San José de Apartadó: de steen in de schoen
De bewoners van San José de Apartadó besloten geen onderdeel te willen uitmaken van de massale Colombiaanse stroom van ontheemden. In plaats daarvan bleven ze zitten waar ze zaten en stichtten een vredesgemeenschap. In het Colombiaanse meerpartijenconflict, prediken de 1.500 gemeenschapsleden neutraliteit. De inwoners van San José weigeren de fysieke en politieke inmenging van gewapende groepen.
Clara Kooreman heeft als mensenrechtenwaarnemer de leiders van de gemeenschap meerdere malen begeleid, om te voorkomen dat er geweld tegen hen zou worden gepleegd. Zij werkte daar voor Peace Brigades International, een organisatie die mensenrechtenactivisten beschermt. “De inwoners van de vredesgemeenschap wonen verspreid over een ontzettend groot gebied waarin je te voet wel 8 uur onderweg kan zijn”, licht zij toe. “Als lid onderteken je een verklaring waarin je akkoord gaat met de principes van neutraliteit en geweldloosheid.
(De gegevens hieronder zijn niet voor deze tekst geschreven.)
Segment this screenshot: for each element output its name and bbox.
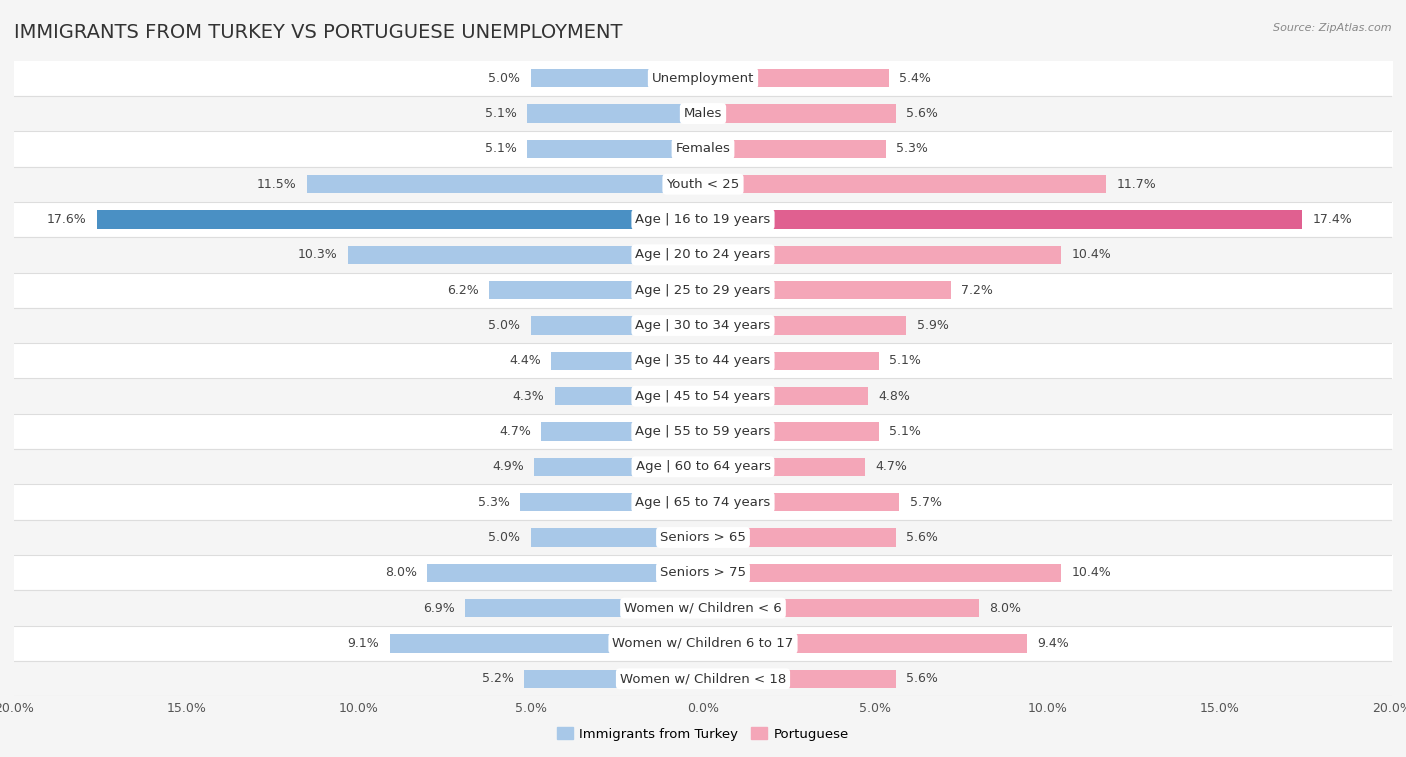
- Bar: [703, 352, 879, 370]
- Bar: [703, 458, 865, 476]
- Text: 11.5%: 11.5%: [257, 178, 297, 191]
- Bar: [527, 104, 703, 123]
- Text: 5.1%: 5.1%: [485, 107, 517, 120]
- Text: 4.7%: 4.7%: [875, 460, 907, 473]
- Text: 5.0%: 5.0%: [488, 531, 520, 544]
- Text: 11.7%: 11.7%: [1116, 178, 1156, 191]
- Text: 5.1%: 5.1%: [889, 354, 921, 367]
- Text: 6.2%: 6.2%: [447, 284, 479, 297]
- Text: 5.0%: 5.0%: [488, 319, 520, 332]
- Text: 5.7%: 5.7%: [910, 496, 942, 509]
- Text: 8.0%: 8.0%: [385, 566, 418, 579]
- Bar: [703, 528, 896, 547]
- Text: Females: Females: [675, 142, 731, 155]
- Bar: [541, 422, 703, 441]
- Text: 8.0%: 8.0%: [988, 602, 1021, 615]
- Bar: [703, 422, 879, 441]
- Bar: [527, 140, 703, 158]
- Text: 4.4%: 4.4%: [509, 354, 541, 367]
- Text: 5.3%: 5.3%: [896, 142, 928, 155]
- Text: 9.1%: 9.1%: [347, 637, 380, 650]
- Text: Women w/ Children < 6: Women w/ Children < 6: [624, 602, 782, 615]
- Text: 5.4%: 5.4%: [900, 72, 931, 85]
- Text: 4.8%: 4.8%: [879, 390, 911, 403]
- Text: 17.4%: 17.4%: [1313, 213, 1353, 226]
- Bar: [489, 281, 703, 299]
- Bar: [703, 175, 1107, 193]
- Text: 4.3%: 4.3%: [513, 390, 544, 403]
- Bar: [703, 670, 896, 688]
- Text: Age | 35 to 44 years: Age | 35 to 44 years: [636, 354, 770, 367]
- Bar: [534, 458, 703, 476]
- Text: Age | 25 to 29 years: Age | 25 to 29 years: [636, 284, 770, 297]
- Text: Seniors > 65: Seniors > 65: [659, 531, 747, 544]
- Bar: [531, 69, 703, 87]
- Bar: [703, 564, 1062, 582]
- Bar: [349, 246, 703, 264]
- Bar: [703, 246, 1062, 264]
- Text: Age | 45 to 54 years: Age | 45 to 54 years: [636, 390, 770, 403]
- Text: Age | 30 to 34 years: Age | 30 to 34 years: [636, 319, 770, 332]
- Bar: [703, 493, 900, 511]
- Text: Age | 16 to 19 years: Age | 16 to 19 years: [636, 213, 770, 226]
- Text: 5.6%: 5.6%: [907, 672, 938, 685]
- Text: 5.2%: 5.2%: [482, 672, 513, 685]
- Legend: Immigrants from Turkey, Portuguese: Immigrants from Turkey, Portuguese: [557, 727, 849, 740]
- Bar: [703, 140, 886, 158]
- Text: 9.4%: 9.4%: [1038, 637, 1069, 650]
- Bar: [703, 316, 907, 335]
- Text: 5.0%: 5.0%: [488, 72, 520, 85]
- Bar: [427, 564, 703, 582]
- Text: 4.7%: 4.7%: [499, 425, 531, 438]
- Text: Seniors > 75: Seniors > 75: [659, 566, 747, 579]
- Text: Unemployment: Unemployment: [652, 72, 754, 85]
- Bar: [703, 104, 896, 123]
- Text: Age | 20 to 24 years: Age | 20 to 24 years: [636, 248, 770, 261]
- Bar: [703, 281, 950, 299]
- Text: 5.1%: 5.1%: [889, 425, 921, 438]
- Bar: [465, 599, 703, 617]
- Text: Males: Males: [683, 107, 723, 120]
- Text: Women w/ Children < 18: Women w/ Children < 18: [620, 672, 786, 685]
- Text: 5.6%: 5.6%: [907, 531, 938, 544]
- Text: Women w/ Children 6 to 17: Women w/ Children 6 to 17: [613, 637, 793, 650]
- Bar: [703, 69, 889, 87]
- Text: IMMIGRANTS FROM TURKEY VS PORTUGUESE UNEMPLOYMENT: IMMIGRANTS FROM TURKEY VS PORTUGUESE UNE…: [14, 23, 623, 42]
- Bar: [531, 316, 703, 335]
- Text: 5.9%: 5.9%: [917, 319, 949, 332]
- Text: 5.6%: 5.6%: [907, 107, 938, 120]
- Text: Youth < 25: Youth < 25: [666, 178, 740, 191]
- Text: 7.2%: 7.2%: [962, 284, 993, 297]
- Text: 10.3%: 10.3%: [298, 248, 337, 261]
- Text: 10.4%: 10.4%: [1071, 248, 1111, 261]
- Text: 6.9%: 6.9%: [423, 602, 456, 615]
- Text: 17.6%: 17.6%: [46, 213, 86, 226]
- Bar: [703, 387, 869, 405]
- Text: Age | 65 to 74 years: Age | 65 to 74 years: [636, 496, 770, 509]
- Text: Source: ZipAtlas.com: Source: ZipAtlas.com: [1274, 23, 1392, 33]
- Text: Age | 60 to 64 years: Age | 60 to 64 years: [636, 460, 770, 473]
- Bar: [551, 352, 703, 370]
- Text: 10.4%: 10.4%: [1071, 566, 1111, 579]
- Text: 4.9%: 4.9%: [492, 460, 524, 473]
- Bar: [555, 387, 703, 405]
- Bar: [531, 528, 703, 547]
- Bar: [703, 599, 979, 617]
- Bar: [703, 634, 1026, 653]
- Text: Age | 55 to 59 years: Age | 55 to 59 years: [636, 425, 770, 438]
- Bar: [97, 210, 703, 229]
- Text: 5.1%: 5.1%: [485, 142, 517, 155]
- Bar: [524, 670, 703, 688]
- Bar: [520, 493, 703, 511]
- Text: 5.3%: 5.3%: [478, 496, 510, 509]
- Bar: [389, 634, 703, 653]
- Bar: [307, 175, 703, 193]
- Bar: [703, 210, 1302, 229]
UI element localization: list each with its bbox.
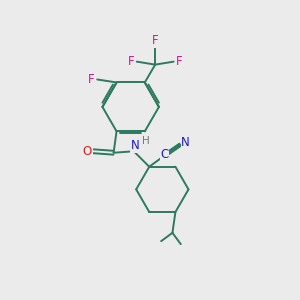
Text: F: F bbox=[87, 73, 94, 86]
Text: F: F bbox=[176, 55, 183, 68]
Text: H: H bbox=[142, 136, 150, 146]
Text: N: N bbox=[181, 136, 190, 149]
Text: O: O bbox=[83, 145, 92, 158]
Text: N: N bbox=[131, 140, 140, 152]
Text: F: F bbox=[152, 34, 158, 47]
Text: F: F bbox=[128, 55, 134, 68]
Text: C: C bbox=[160, 148, 169, 161]
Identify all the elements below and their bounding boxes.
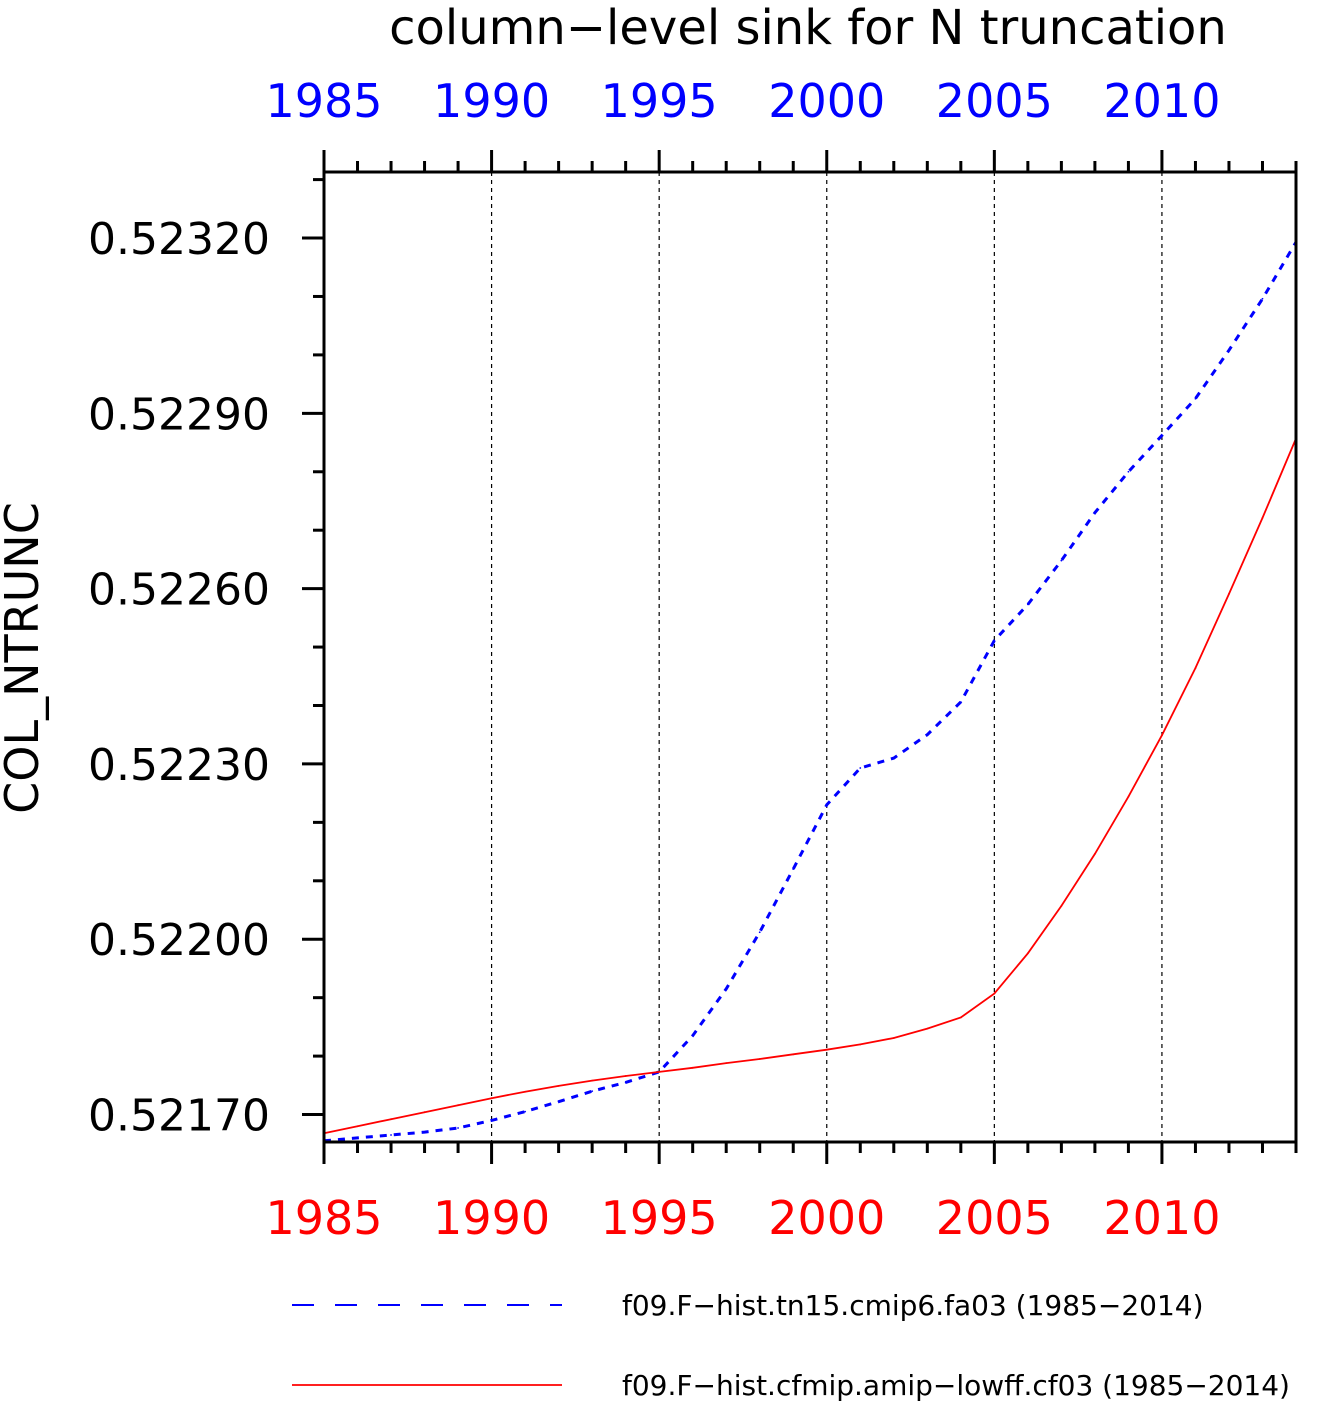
series-2-point-2002: [892, 1037, 895, 1039]
series-1-point-2000: [825, 803, 828, 806]
series-2-point-1988: [423, 1111, 426, 1114]
x-tick-label-bottom-1995: 1995: [601, 1191, 718, 1245]
series-1-point-2013: [1261, 297, 1264, 300]
y-tick-label-0.52320: 0.52320: [88, 214, 270, 265]
series-2-point-1997: [725, 1062, 728, 1065]
series-2-point-1995: [658, 1070, 661, 1073]
series-2-point-2006: [1026, 952, 1029, 955]
plot-frame: [322, 170, 1298, 1144]
series-2-point-1992: [557, 1085, 560, 1087]
x-tick-label-top-2005: 2005: [936, 74, 1053, 128]
series-1-point-1991: [524, 1110, 527, 1113]
series-2-point-2001: [859, 1043, 862, 1046]
series-line-2: [323, 438, 1297, 1135]
series-2-point-1994: [624, 1075, 627, 1077]
series-2-point-2007: [1060, 905, 1063, 907]
series-1-point-1999: [792, 868, 795, 871]
y-tick-label-0.52200: 0.52200: [88, 915, 270, 966]
legend: f09.F−hist.tn15.cmip6.fa03 (1985−2014) f0…: [292, 1289, 1290, 1402]
series-1-point-1998: [758, 931, 761, 934]
legend-label-2: f09.F−hist.cfmip.amip−lowff.cf03 (1985−2…: [622, 1369, 1290, 1402]
series-2-point-2010: [1161, 734, 1163, 737]
series-1-point-2002: [892, 757, 895, 759]
series-2-point-2003: [926, 1027, 929, 1030]
series-1-point-2008: [1093, 511, 1096, 514]
y-tick-label-0.52290: 0.52290: [88, 389, 270, 440]
series-2-point-1986: [356, 1125, 359, 1128]
x-tick-label-top-1990: 1990: [433, 74, 550, 128]
y-axis-label: COL_NTRUNC: [0, 502, 49, 814]
series-1-point-2007: [1060, 559, 1063, 562]
series-1-point-2011: [1194, 397, 1197, 400]
series-1-point-1992: [557, 1100, 560, 1103]
x-tick-label-bottom-2010: 2010: [1103, 1191, 1220, 1245]
x-tick-label-bottom-2000: 2000: [768, 1191, 885, 1245]
y-tick-label-0.52170: 0.52170: [88, 1091, 270, 1142]
series-2-point-1999: [792, 1053, 795, 1056]
series-1-point-1996: [691, 1034, 694, 1037]
series-layer: [323, 241, 1298, 1143]
x-tick-label-bottom-1985: 1985: [265, 1191, 382, 1245]
series-2-point-1996: [691, 1066, 694, 1069]
series-2-point-1991: [524, 1090, 527, 1093]
series-2-point-1987: [390, 1118, 392, 1121]
series-2-point-2000: [825, 1048, 828, 1051]
series-1-point-2005: [993, 639, 996, 642]
series-2-point-2011: [1194, 667, 1197, 670]
series-1-point-1987: [390, 1134, 392, 1136]
y-tick-label-0.52230: 0.52230: [88, 740, 270, 791]
chart-title: column−level sink for N truncation: [389, 0, 1227, 56]
ticks-layer: [302, 150, 1298, 1164]
series-1-point-1986: [356, 1137, 359, 1139]
series-2-point-1993: [591, 1079, 594, 1082]
x-tick-label-bottom-1990: 1990: [433, 1191, 550, 1245]
legend-label-1: f09.F−hist.tn15.cmip6.fa03 (1985−2014): [622, 1289, 1204, 1322]
series-1-point-1994: [624, 1081, 627, 1084]
series-2-point-1998: [758, 1058, 761, 1060]
tick-labels: 1985 1985 1990 1990 1995 1995 2000 2000 2005 2005…: [88, 74, 1220, 1245]
gridlines: [490, 172, 1163, 1142]
series-2-point-2013: [1261, 517, 1264, 519]
series-2-point-2009: [1127, 795, 1130, 798]
series-1-point-1990: [490, 1119, 493, 1122]
series-1-point-1989: [457, 1127, 459, 1129]
y-tick-label-0.52260: 0.52260: [88, 565, 270, 616]
series-1-point-2006: [1026, 603, 1029, 606]
series-1-point-2009: [1127, 470, 1130, 473]
series-line-1: [323, 241, 1298, 1143]
series-1-point-2010: [1161, 434, 1163, 437]
series-2-point-2005: [993, 992, 996, 995]
series-1-point-1988: [423, 1131, 426, 1133]
series-2-point-2012: [1228, 592, 1230, 595]
series-2-point-1989: [457, 1104, 459, 1107]
x-tick-label-top-1985: 1985: [265, 74, 382, 128]
series-1-point-2004: [959, 701, 962, 703]
series-1-point-2012: [1228, 349, 1230, 352]
x-tick-label-top-2010: 2010: [1103, 74, 1220, 128]
series-1-point-2001: [859, 767, 862, 769]
x-tick-label-top-1995: 1995: [601, 74, 718, 128]
series-2-point-2008: [1093, 853, 1096, 855]
series-1-point-2003: [926, 733, 929, 736]
x-tick-label-bottom-2005: 2005: [936, 1191, 1053, 1245]
series-2-point-1990: [490, 1097, 493, 1100]
series-1-point-1993: [591, 1090, 594, 1093]
series-1-point-1997: [725, 988, 728, 990]
x-tick-label-top-2000: 2000: [768, 74, 885, 128]
series-2-point-2004: [959, 1016, 962, 1019]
Dit betekent bijvoorbeeld dat je geen enkele informatie mag geven aan gewapende groepen.”
Vanaf het ontstaan van de vredesgemeenschap kwam er meteen een golf van geweld tegen de gemeenschapsleden op gang
Deze roep om geweldloosheid valt niet bij iedereen in goede aarde. Gemeenschapsleden zijn veelvuldig het slachtoffer van bedreigingen en geweld. Sinds het ontstaan van de gemeenschap in 1997, zijn er meer dan 200 inwoners vermoord door overheidssoldaten, paramilitairen en FARC-rebellen. De inwoners van San José omschrijven zichzelf als de piedra en el zapato (‘steen in de schoen’) van de Colombiaanse gewapende groepen. “Vanaf het ontstaan van de vredesgemeenschap kwam er meteen een golf van geweld tegen de gemeenschapsleden op gang”, vertelt Kooreman. “Je hebt te maken met een conflictsituatie waarin gewapende groepen burgers willen controleren. Als burger moet je gehoorzamen en wordt je gedwongen een kant te kiezen. Op het moment dat je dat weigert, bepalen de gewapende groepen aan welke kant je staat. Daarom wordt de vredesgemeenschap al decennialang gestigmatiseerd en gecriminaliseerd. De inwoners van San José de Apartadó zijn er zowel van beschuldigd aan de kant van de FARC als ook aan de kant van de paramilitairen te staan.”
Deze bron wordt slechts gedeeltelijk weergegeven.